In this concise book, David and Roger Johnson and Edythe Johnson Holubec reinforce the cooperative learning theories found in Circles of Learning: Cooperation in the Classroom and expand those theories to include the school and school district. Offering a thorough description of cooperative learning and the research behind it, the authors explain how cooperative learning can be implemented in the classroom and why cooperation must pervade schooling at every level.
They discuss not only formal cooperative learning but also informal cooperative learning, cooperative base groups, and cooperative structures. They emphasize that cooperation is more than a seating arrangement, that educators must attend to these essential components:
* Positive interdependence
* Individual accountability/personal responsibility
* Face-to-face promotive interaction
* Interpersonal and small-group skills
* Group processing
Conflict is inevitable in any environment, and the authors provide succinct advice on managing conflict to creative a cooperative environment, structuring academic controversies, teaching procedures and skills, structuring a peacemaking program, teaching negotiation/mediation procedures and skills, and arbitrating as a last resort.
If you want a successful learning community where people support each other's efforts and treat one another with respect, helping students develop their cooperative learning skills should be a key part of your strategy--and with this book you can start doing that.

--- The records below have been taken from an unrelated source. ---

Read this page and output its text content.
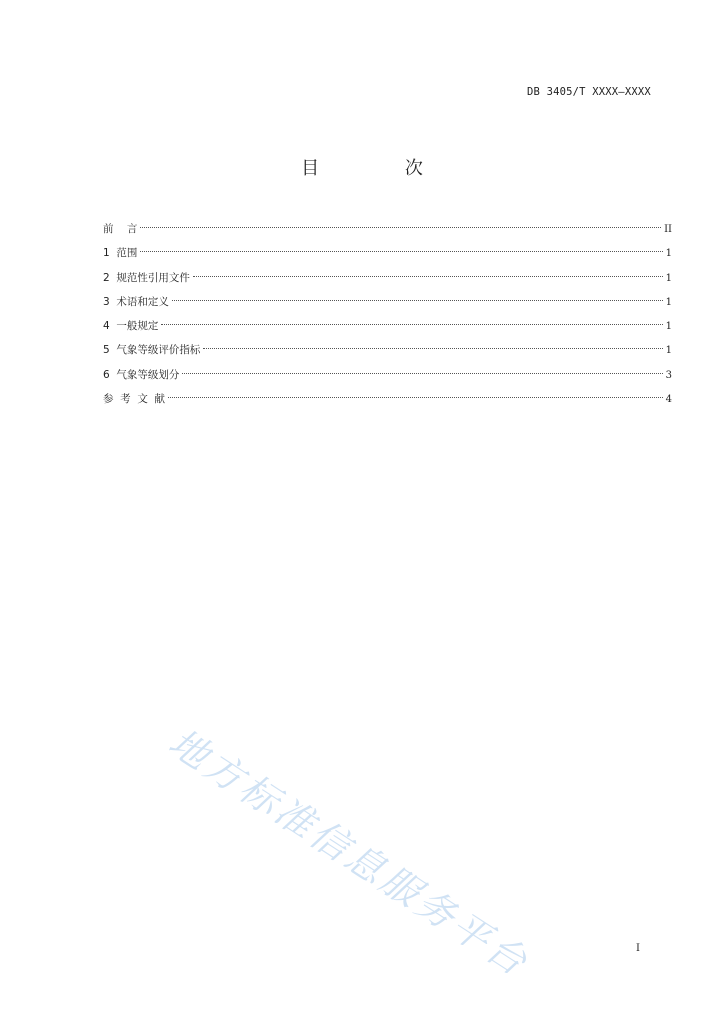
DB 3405/T XXXX—XXXX
目 次
前    言	II
1  范围	1
2  规范性引用文件	1
3  术语和定义	1
4  一般规定	1
5  气象等级评价指标	1
6  气象等级划分	3
参  考  文  献	4
地方标准信息服务平台	I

Roger T. Johnson is a professor of curriculum and instruction at the University of Minnesota. He holds his doctoral degree from the University of California in Berkeley. He is the Co-Director of the Cooperative Learning Center. His public school teaching experience includes kindergarten through eighth grade instruction in self-contained classrooms, open schools, nongraded situations, cottage schools, and departmentalized (science) schools. He has consulted with schools throughout the world. He taught in the Harvard-Newton Intern Program as a master teacher. He was a curriculum developer with the Elementary Science Study in the Educational Development Center at Harvard University. For three summers, he taught classes in the British Primary Schools at the University of Sussex near Brighton, England. He has been honored with national awards from numerous organizations. He is the author of numerous research articles, book chapters, and books.